Snow also insists that the Government acted unfairly by inducing a plea-and benefiting from some of its conditions-when it had no expectation of fulfilling its own side of the bargain. Snow suggests that the Government doubted the truthfulness of his denials at the time it entered the plea agreement, and that those pre-existing doubts informed the Government's § 5K1.1 decision. Yet insofar as the Government harbored such doubts, it was up to Snow to assuage them by either (1) demonstrating that his prior denials were worthy of credence; or (2) confessing his actual involvement, if any, in the shooting. Snow was given ample opportunity to pursue either tack. Under the plea agreement, Snow bore the risk of non-persuasion, and, unfortunately for Snow, that risk was actualized.
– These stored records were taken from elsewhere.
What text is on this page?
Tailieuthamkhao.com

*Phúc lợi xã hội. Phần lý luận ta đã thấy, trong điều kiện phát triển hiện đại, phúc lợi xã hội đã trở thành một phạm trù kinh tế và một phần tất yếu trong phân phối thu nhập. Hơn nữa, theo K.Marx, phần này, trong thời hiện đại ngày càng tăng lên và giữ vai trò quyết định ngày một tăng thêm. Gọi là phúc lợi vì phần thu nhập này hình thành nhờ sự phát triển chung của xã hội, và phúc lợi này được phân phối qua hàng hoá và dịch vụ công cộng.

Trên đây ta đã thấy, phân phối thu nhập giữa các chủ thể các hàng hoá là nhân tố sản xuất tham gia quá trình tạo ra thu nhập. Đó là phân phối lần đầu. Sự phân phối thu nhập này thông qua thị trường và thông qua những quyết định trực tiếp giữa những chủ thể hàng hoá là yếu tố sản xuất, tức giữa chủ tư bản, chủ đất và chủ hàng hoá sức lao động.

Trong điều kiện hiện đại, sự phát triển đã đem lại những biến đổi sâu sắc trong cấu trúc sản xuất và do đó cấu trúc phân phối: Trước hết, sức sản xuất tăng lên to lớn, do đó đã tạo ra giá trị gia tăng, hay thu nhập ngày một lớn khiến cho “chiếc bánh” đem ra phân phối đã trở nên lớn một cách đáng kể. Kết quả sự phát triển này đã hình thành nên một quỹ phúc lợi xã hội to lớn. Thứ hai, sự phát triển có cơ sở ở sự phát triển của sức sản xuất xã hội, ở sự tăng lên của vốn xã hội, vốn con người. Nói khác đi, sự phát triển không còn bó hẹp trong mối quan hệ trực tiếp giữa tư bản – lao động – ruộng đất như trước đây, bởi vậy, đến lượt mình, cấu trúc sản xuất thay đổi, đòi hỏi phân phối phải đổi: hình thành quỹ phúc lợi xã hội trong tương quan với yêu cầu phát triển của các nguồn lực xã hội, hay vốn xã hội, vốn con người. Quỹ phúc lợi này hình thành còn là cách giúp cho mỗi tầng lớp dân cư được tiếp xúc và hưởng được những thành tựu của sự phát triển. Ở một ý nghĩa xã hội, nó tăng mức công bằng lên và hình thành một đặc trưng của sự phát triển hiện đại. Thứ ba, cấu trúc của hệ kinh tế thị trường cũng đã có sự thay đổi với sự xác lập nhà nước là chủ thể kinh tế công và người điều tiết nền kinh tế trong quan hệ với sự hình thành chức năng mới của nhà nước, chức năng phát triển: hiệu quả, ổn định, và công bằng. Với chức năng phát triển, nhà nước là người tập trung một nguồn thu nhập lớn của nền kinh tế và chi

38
We reject Snow's argument that the Government acted improperly in withholding its § 5K1.1 motion. Mere reliance on previously acquired evidence does not vitiate the Government's evaluation of a defendant's post-agreement truthfulness. At most, a defendant in Snow's position might invoke such reliance to support a claim that the Government entered into the plea agreement in bad faith, entitling the defendant to seek rescission. See, e.g., United States v. Knights, 968 F.2d 1483, 1489 (2d Cir.1992) (noting, in the context of bad faith analysis, that “it would have been fraudulent to have induced a defendant's plea with a promise that the government already knew it was not going to keep”). Here, despite his complaints of unfairness, Snow made no claim of actual bad faith, nor is there any reason to infer it.
Absent a claim of bad faith or unconstitutional motive, the sentencing court was right to honor the Government's judgment that Snow had failed to provide truthful and thorough cooperation. That this evaluation was founded, wholly or in part, on evidence possessed by the Government when it made the plea agreement is simply immaterial.
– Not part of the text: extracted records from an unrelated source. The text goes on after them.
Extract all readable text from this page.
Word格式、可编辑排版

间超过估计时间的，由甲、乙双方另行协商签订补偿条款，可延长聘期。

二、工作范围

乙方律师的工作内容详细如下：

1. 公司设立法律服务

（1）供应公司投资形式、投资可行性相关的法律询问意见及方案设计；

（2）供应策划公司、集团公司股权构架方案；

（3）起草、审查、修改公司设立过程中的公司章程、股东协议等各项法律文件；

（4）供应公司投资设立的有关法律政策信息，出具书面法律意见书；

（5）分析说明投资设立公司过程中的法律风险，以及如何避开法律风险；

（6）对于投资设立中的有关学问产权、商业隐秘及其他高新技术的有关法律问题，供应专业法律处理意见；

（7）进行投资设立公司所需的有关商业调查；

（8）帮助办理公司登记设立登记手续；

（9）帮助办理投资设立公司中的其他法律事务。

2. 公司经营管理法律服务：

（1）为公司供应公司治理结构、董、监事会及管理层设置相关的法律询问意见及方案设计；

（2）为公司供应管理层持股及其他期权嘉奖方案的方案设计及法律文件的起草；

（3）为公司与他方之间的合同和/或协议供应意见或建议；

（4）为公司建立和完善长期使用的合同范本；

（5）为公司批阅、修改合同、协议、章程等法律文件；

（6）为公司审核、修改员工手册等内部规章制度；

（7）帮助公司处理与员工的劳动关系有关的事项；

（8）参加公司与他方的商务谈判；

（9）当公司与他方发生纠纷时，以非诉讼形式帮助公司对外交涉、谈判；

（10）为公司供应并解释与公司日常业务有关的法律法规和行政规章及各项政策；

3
For the foregoing reasons, we affirm the sentence imposed on Snow by the district court.
1. It is undisputed that Snow satisfied his obligation to surrender the firearm.
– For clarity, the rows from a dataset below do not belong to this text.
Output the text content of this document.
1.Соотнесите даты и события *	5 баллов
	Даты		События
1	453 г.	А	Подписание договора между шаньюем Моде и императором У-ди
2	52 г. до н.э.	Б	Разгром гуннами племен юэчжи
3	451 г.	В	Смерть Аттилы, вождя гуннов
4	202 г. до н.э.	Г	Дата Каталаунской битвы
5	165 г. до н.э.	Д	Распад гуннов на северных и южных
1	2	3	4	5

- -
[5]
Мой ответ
2. Snow asks us to adopt the Sixth Circuit's practice of requiring the Government to establish a defendant's breach by a preponderance of the evidence before repudiating its own promises under a plea agreement. See United States v. Benjamin, 138 F.3d 1069, 1074 (6th Cir.1998). Our decision in Conner, however, clearly places the burden on Snow, as the party seeking enforcement of the plea agreement, to first establish by a preponderance of the evidence that he had fulfilled his obligations thereunder. See Conner, 930 F.2d at 1076.
3. Mr. Garrison informed the authorities that he fired a handgun three times to scare off whoever had shot his wife.
4. Agent Healey also testified concerning the results of polygraph examinations administered to Snow on two occasions: the first examination being inconclusive, and the second indicating deception on Snow's part. In sentencing Snow, the district court disregarded the polygraph evidence, finding that the results lacked “substantial indicia of reliability.”